Cinematique Instruments - Autoharp v3.5 (KONTAKT)

WHAT IS AUTOHARP?
The autoharp was invented in the late 19th century by Charles F. Zimmermann, a German immigrant from Philadelphia. It is a stringed instrument, and despite its name, the autoharp is not a harp. In fact, this instrument is a chordal zither with 36 steel strings stretched over a resonator. It has a series of chord strips that, when pressed, will mute all the strings except those that form the desired chord. So you can easily play chords. It's the perfect tool to give your music a subtle, understated shape.
VERSION 3 :
Our latest version of Autoharp version 3 is more than just an update to an older version. Instead, we've re-recorded almost everything, replaced old sounds, and implemented a whole host of new features in Autoharp 3. So now you can sound even more realistic and achieve more complex results. We recorded each of the 36 Autoharp strings in five different articulations to create different sound combinations. There are four plucked articulations (finger, hammer, muted, vintage), and we closed the Autoharp with a violin bow.

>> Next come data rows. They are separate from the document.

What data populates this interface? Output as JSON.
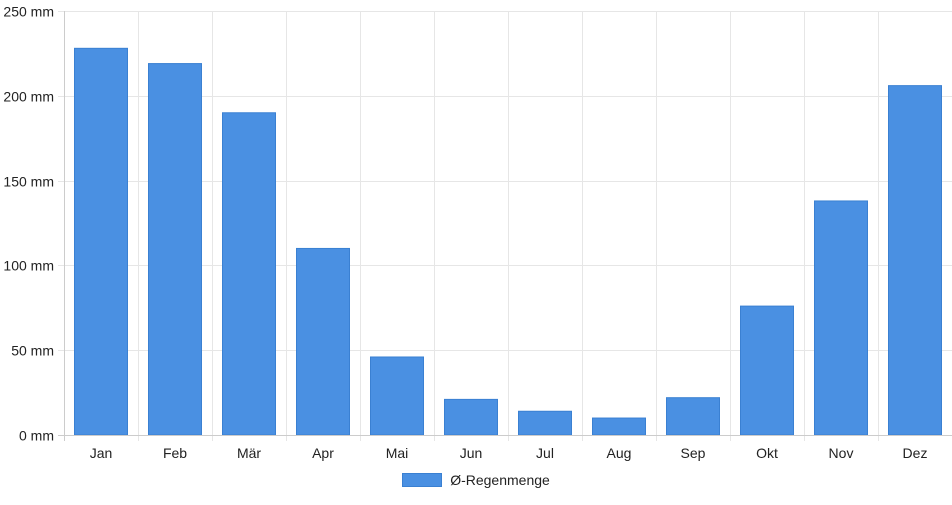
{
  "chart_data": {
    "type": "bar",
    "categories": [
      "Jan",
      "Feb",
      "Mär",
      "Apr",
      "Mai",
      "Jun",
      "Jul",
      "Aug",
      "Sep",
      "Okt",
      "Nov",
      "Dez"
    ],
    "series": [
      {
        "name": "Ø-Regenmenge",
        "values": [
          228,
          219,
          190,
          110,
          46,
          21,
          14,
          10,
          22,
          76,
          138,
          206
        ]
      }
    ],
    "y_ticks": [
      "0 mm",
      "50 mm",
      "100 mm",
      "150 mm",
      "200 mm",
      "250 mm"
    ],
    "ylim": [
      0,
      250
    ],
    "grid": true,
    "legend_position": "bottom",
    "colors": {
      "bar": "#4a90e2",
      "bar_border": "#3a80d2",
      "grid": "#e6e6e6",
      "axis": "#cccccc"
    }
  }
}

Bowed articulation creates a distinct and unique sound, and you can, for example, add subdued sounds to bowed articulation. The main goal was to mimic the typical sound of an autoharp. For this purpose, we have specially developed a new strumming engine. In a step sequencer, you can decide, for each step, whether you want to play a note or not, or whether you want to play an autoharp with dead notes. Of course, all this can be programmed dynamically. But to achieve that typical autoharp feel, we have included a playing speed control that determines at what tempo the individual action should occur: from fully quantized to almost glissando. And this is what creates a very realistic impression of the autoharp accompaniment. In addition, we have also adopted the unique glissando function of our large harp and tremolo, known from Cinematique Instruments. at what tempo an individual action should take place: from fully quantized to almost glissando. And this is what creates a very realistic impression of the autoharp accompaniment. In addition, we have also adopted the unique glissando function of our large harp and tremolo, known from Cinematique Instruments. at what tempo an individual action should take place: from fully quantized to almost glissando. And this is what creates a very realistic impression of the autoharp accompaniment. In addition, we have also adopted the unique glissando function of our large harp and tremolo, known from Cinematique Instruments.